Whitecaps coach Rennie willing to help Canadian men's team
Asked how the Whitecaps could help the Canadian men's soccer program, Vancouver head coach Martin Rennie indicated that he had plenty to say.
"That's probably a three-hour interview," said Rennie after his Major League Soccer club's practice Friday.
Canadian Soccer Association president Peter Montagliani has expressed a desire to work more closely with Canada's three MLS soccer clubs in the wake of the Canadian men's humiliating 8-1 loss to Honduras in World Cup qualifying Tuesday.
Coach Stephen Hart resigned following the debacle, which resulted after Canada needed just a tie to advance to the next round of qualifying.
"If they were really interested in my opinion, then I'd be willing to sit down with the people from the CSA and give them my opinion on how I can help," said Rennie. "I don't really have an off-the-cuff answer, but I would be really interested to try and help with it."
"If" might be the key word in Rennie's comment.
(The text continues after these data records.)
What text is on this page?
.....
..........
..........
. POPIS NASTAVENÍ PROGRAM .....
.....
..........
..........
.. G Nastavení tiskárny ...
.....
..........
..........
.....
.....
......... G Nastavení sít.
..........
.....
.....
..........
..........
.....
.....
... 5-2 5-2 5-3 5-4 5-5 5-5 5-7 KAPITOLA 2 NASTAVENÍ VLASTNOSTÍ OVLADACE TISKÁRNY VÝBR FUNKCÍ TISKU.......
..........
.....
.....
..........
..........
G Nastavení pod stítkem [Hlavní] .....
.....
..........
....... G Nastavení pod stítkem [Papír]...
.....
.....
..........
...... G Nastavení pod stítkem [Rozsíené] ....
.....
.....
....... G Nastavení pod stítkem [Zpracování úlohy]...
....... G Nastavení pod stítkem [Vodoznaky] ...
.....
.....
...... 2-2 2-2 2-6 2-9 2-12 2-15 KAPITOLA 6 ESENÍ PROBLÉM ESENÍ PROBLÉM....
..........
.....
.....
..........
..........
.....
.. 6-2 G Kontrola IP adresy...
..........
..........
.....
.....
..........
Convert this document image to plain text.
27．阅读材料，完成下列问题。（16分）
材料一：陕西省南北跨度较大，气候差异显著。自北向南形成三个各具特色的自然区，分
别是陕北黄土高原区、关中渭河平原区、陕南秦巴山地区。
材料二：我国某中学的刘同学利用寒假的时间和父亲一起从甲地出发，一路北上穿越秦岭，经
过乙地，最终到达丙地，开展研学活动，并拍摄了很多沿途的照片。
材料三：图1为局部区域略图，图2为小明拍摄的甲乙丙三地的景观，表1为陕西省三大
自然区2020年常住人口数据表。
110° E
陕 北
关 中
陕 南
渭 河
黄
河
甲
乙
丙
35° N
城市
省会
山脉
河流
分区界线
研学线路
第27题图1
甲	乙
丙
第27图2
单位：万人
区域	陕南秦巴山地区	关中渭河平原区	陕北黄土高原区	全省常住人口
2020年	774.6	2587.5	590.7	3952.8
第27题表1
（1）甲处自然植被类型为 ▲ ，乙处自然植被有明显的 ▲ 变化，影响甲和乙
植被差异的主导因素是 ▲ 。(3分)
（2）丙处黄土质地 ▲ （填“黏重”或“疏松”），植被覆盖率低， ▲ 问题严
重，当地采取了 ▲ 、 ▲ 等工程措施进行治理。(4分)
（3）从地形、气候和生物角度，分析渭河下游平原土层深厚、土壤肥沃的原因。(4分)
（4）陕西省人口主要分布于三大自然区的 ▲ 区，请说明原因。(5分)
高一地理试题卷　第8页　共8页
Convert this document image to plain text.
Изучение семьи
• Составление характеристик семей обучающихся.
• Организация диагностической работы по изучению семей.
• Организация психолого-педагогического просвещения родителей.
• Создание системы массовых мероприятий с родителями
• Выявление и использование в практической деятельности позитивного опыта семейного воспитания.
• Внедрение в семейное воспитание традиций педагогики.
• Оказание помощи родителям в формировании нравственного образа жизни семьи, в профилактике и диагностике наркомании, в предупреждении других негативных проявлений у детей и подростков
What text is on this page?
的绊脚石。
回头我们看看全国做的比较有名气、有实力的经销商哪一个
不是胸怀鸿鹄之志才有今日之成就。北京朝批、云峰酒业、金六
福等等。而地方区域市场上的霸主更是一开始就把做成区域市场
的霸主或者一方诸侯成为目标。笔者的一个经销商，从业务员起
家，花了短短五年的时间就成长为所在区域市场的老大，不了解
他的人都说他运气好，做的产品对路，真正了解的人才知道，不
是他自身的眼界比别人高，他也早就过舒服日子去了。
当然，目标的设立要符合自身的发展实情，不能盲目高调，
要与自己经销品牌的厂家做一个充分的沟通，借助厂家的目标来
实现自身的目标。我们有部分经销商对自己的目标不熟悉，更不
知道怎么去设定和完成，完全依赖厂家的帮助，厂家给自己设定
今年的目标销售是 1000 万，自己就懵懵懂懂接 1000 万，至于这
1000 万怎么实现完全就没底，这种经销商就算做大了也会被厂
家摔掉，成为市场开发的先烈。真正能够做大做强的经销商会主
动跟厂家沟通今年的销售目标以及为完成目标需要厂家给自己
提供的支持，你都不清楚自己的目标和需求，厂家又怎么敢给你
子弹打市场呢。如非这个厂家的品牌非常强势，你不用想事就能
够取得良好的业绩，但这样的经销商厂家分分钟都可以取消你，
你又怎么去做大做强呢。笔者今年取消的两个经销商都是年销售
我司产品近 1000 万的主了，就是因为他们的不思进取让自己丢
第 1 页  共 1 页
Canada's national men's soccer development system has often been viewed by insiders an ongoing turf war between various national and provincial factions. Montagliani is preaching co-operation now that the country is home to the Whitecaps, Toronto FC and Montreal Impact.
Speaking to reporters Friday on a conference call, Hart also said there must be a working relationship between Canada's soccer federations, associations and pro clubs.
Canada's men's squad has not qualified for the World Cup since 1986. Whitecaps president Bob Lenarduzzi played for that team and also coached the Canadian squad, and he has made no secret of his desire to help the program.
The Whitecaps, operating on a European club model that includes men's, women's, reserve and residency-program teams, have repeatedly stressed that they view the development of Canadian national team talent as one of their primary roles. Whitecaps owner Greg Kerfoot has also helped fund a national women's training program in the past.
The Caps are also developing the new $32.5-million training centre, funded by the team and the B.C. government, at the University of British Columbia, which is branded as the National Soccer Development Centre. Canadian women's team coach John Herdman, who lives in Vancouver, has said his club will make frequent use of the facility, which is due to be complete in 2013, but it's not yet clear whether the men's squad will do likewise.
Toronto FC is also developing a training facility that the national men's team could use.
Rennie, a 37-year-old Scotsman in his first season with Vancouver, welcomed Montagliani's plan to get the country's MLS clubs more involved in the national men's program. But Rennie wants any talk that he has with the CSA to lead to action.
"I'd love to help Canadian soccer," he said. "I see that as an important part of what we're doing. But it can't be something that we just talk about. It has to be something where there's actually a formal process to try and work together. And if that happens, I'd be very supportive of that."
There's that word again. If.
"There's no point in me just giving an opinion on [how the Whitecaps can help the national men's program]," said Rennie. "It's got to be thought through, and it's got to be given a long-term plan."